François Dubet, sociologue, professeur émérite à l’université de Bordeaux et directeur d’études à l’EHESS, est l'invité de Nicolas Demorand à 8h20. Il répond aux questions des auditeurs à partir de 8h40.

François Dubet en janvier 2015
François Dubet en janvier 2015 © Maxppp / Christophe Morin

Au lendemain de la présentation par le ministre de l'Education Nationale, du projet de réforme du bac, François Dubet, sociologue spécialiste de l'école et de la marginalité juvénile, répond aux questions de Nicolas Demorand sur la philosophie de la réforme proposée par Jean-Michel Blanquer et de sa politique éducative en générale. Ils reviennent également sur les moyens de faire la liaison entre lycée, enseignement supérieur et monde du travail. 

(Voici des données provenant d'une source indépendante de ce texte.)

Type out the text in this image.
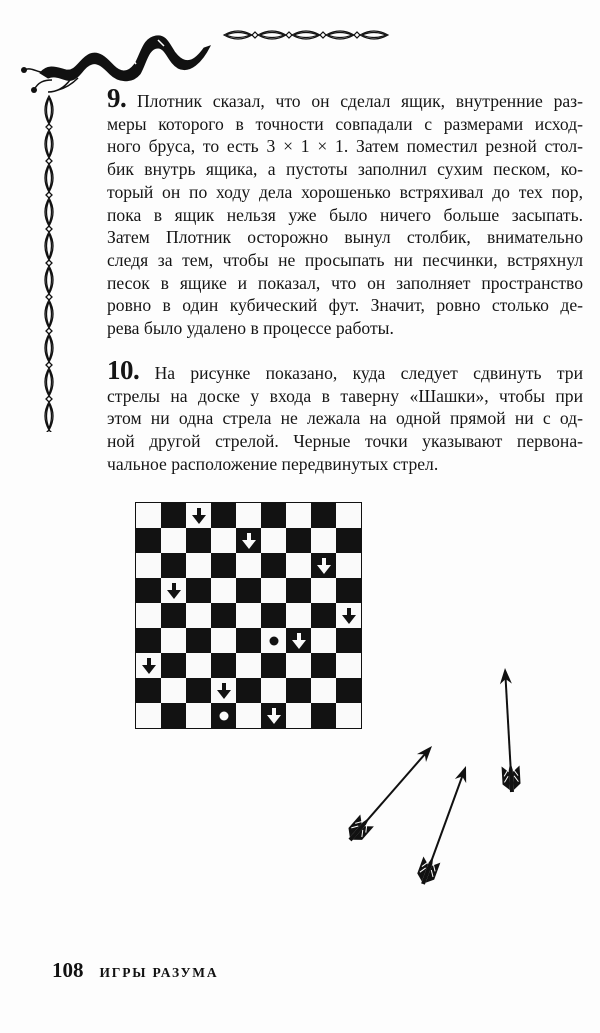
9. Плотник сказал, что он сделал ящик, внутренние раз-
меры которого в точности совпадали с размерами исход-
ного бруса, то есть 3 × 1 × 1. Затем поместил резной стол-
бик внутрь ящика, а пустоты заполнил сухим песком, ко-
торый он по ходу дела хорошенько встряхивал до тех пор,
пока в ящик нельзя уже было ничего больше засыпать.
Затем Плотник осторожно вынул столбик, внимательно
следя за тем, чтобы не просыпать ни песчинки, встряхнул
песок в ящике и показал, что он заполняет пространство
ровно в один кубический фут. Значит, ровно столько де-
рева было удалено в процессе работы.
10. На рисунке показано, куда следует сдвинуть три
стрелы на доске у входа в таверну «Шашки», чтобы при
этом ни одна стрела не лежала на одной прямой ни с од-
ной другой стрелой. Черные точки указывают первона-
чальное расположение передвинутых стрел.
108 ИГРЫ РАЗУМА
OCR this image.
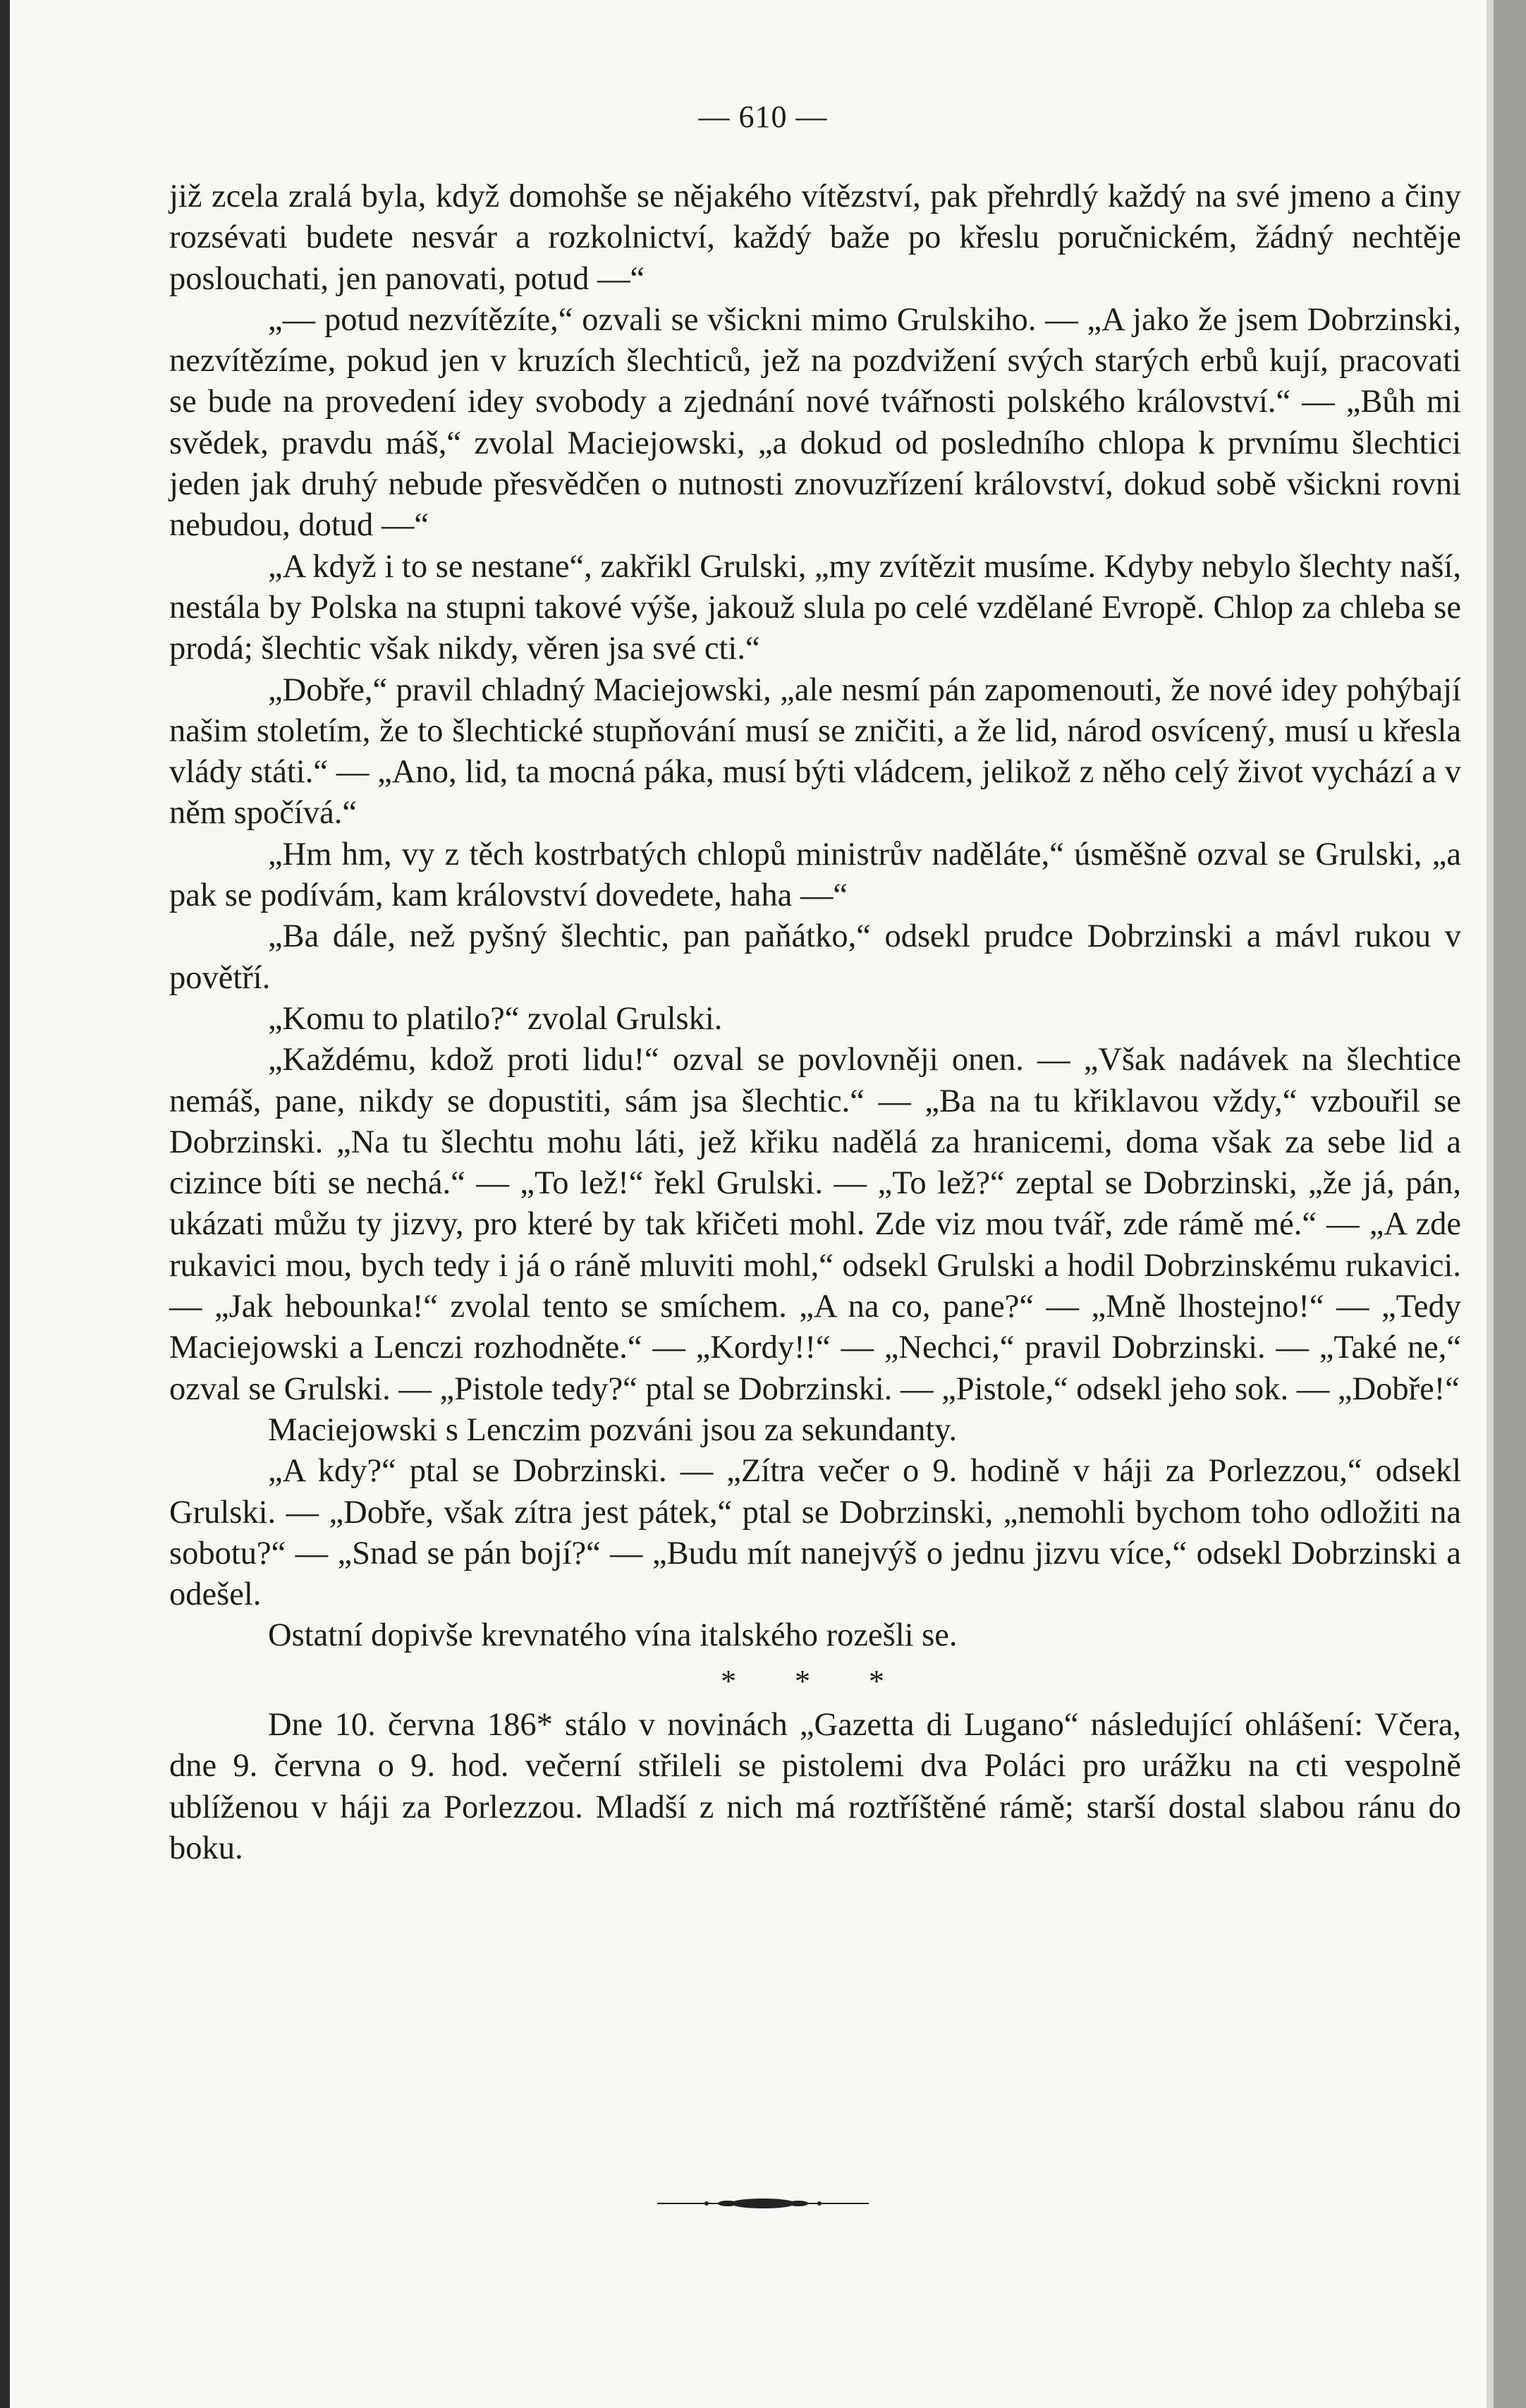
— 610 —

již zcela zralá byla, když domohše se nějakého vítězství, pak přehrdlý každý na své jmeno a činy rozsévati budete nesvár a rozkolnictví, každý baže po křeslu poručnickém, žádný nechtěje poslouchati, jen panovati, potud —“

„— potud nezvítězíte,“ ozvali se všickni mimo Grulskiho. — „A jako že jsem Dobrzinski, nezvítězíme, pokud jen v kruzích šlechticů, jež na pozdvižení svých starých erbů kují, pracovati se bude na provedení idey svobody a zjednání nové tvářnosti polského království.“ — „Bůh mi svědek, pravdu máš,“ zvolal Maciejowski, „a dokud od posledního chlopa k prvnímu šlechtici jeden jak druhý nebude přesvědčen o nutnosti znovuzřízení království, dokud sobě všickni rovni nebudou, dotud —“

„A když i to se nestane“, zakřikl Grulski, „my zvítězit musíme. Kdyby nebylo šlechty naší, nestála by Polska na stupni takové výše, jakouž slula po celé vzdělané Evropě. Chlop za chleba se prodá; šlechtic však nikdy, věren jsa své cti.“

„Dobře,“ pravil chladný Maciejowski, „ale nesmí pán zapomenouti, že nové idey pohýbají našim stoletím, že to šlechtické stupňování musí se zničiti, a že lid, národ osvícený, musí u křesla vlády státi.“ — „Ano, lid, ta mocná páka, musí býti vládcem, jelikož z něho celý život vychází a v něm spočívá.“

„Hm hm, vy z těch kostrbatých chlopů ministrův naděláte,“ úsměšně ozval se Grulski, „a pak se podívám, kam království dovedete, haha —“

„Ba dále, než pyšný šlechtic, pan paňátko,“ odsekl prudce Dobrzinski a mávl rukou v povětří.

„Komu to platilo?“ zvolal Grulski.

„Každému, kdož proti lidu!“ ozval se povlovněji onen. — „Však nadávek na šlechtice nemáš, pane, nikdy se dopustiti, sám jsa šlechtic.“ — „Ba na tu křiklavou vždy,“ vzbouřil se Dobrzinski. „Na tu šlechtu mohu láti, jež křiku nadělá za hranicemi, doma však za sebe lid a cizince bíti se nechá.“ — „To lež!“ řekl Grulski. — „To lež?“ zeptal se Dobrzinski, „že já, pán, ukázati můžu ty jizvy, pro které by tak křičeti mohl. Zde viz mou tvář, zde rámě mé.“ — „A zde rukavici mou, bych tedy i já o ráně mluviti mohl,“ odsekl Grulski a hodil Dobrzinskému rukavici. — „Jak hebounka!“ zvolal tento se smíchem. „A na co, pane?“ — „Mně lhostejno!“ — „Tedy Maciejowski a Lenczi rozhodněte.“ — „Kordy!!“ — „Nechci,“ pravil Dobrzinski. — „Také ne,“ ozval se Grulski. — „Pistole tedy?“ ptal se Dobrzinski. — „Pistole,“ odsekl jeho sok. — „Dobře!“

Maciejowski s Lenczim pozváni jsou za sekundanty.

„A kdy?“ ptal se Dobrzinski. — „Zítra večer o 9. hodině v háji za Porlezzou,“ odsekl Grulski. — „Dobře, však zítra jest pátek,“ ptal se Dobrzinski, „nemohli bychom toho odložiti na sobotu?“ — „Snad se pán bojí?“ — „Budu mít nanejvýš o jednu jizvu více,“ odsekl Dobrzinski a odešel.

Ostatní dopivše krevnatého vína italského rozešli se.

* * *

Dne 10. června 186* stálo v novinách „Gazetta di Lugano“ následující ohlášení: Včera, dne 9. června o 9. hod. večerní střileli se pistolemi dva Poláci pro urážku na cti vespolně ublíženou v háji za Porlezzou. Mladší z nich má roztříštěné rámě; starší dostal slabou ránu do boku.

Au sujet du ministre de l'éducation nationale, Jean Michel Blanquer, le chercheur déclare qu'il faut "constater que Fillon s’était heurté à une menace de grève du bac, que Darcos a laissé sa réforme dans les tiroirs, que Jospin a essayé et qu’Allègre a mis les lycées à feu et à sang. Et là ça passe. Il y a ce sentiment que le système était à bout de souffle."

Pour lui, c'est bien la preuve que "les Français en matière d'école sont conservateurs.  Ce ministre a une capacité d’action qu’aucun de ces prédécesseurs n’ont eu depuis 30 ans. "

Pourtant, tout ce qu’il a dit, explique François Dubet,  "n’est en rien une révolution, et peut être même pas une contre révolution. "

Seule exception,  la réforme du bac qui est d’après lui est un changement considérable car "cela introduit l’individualisation du diplôme". 

Chaque candidat aura sa propre singularité et sa propre valeur. C’est une réforme libérale. 

Selon, lui ce principe n’est pas contestable : "Les pays qui font ça ont plus d’égalités sociales que la France."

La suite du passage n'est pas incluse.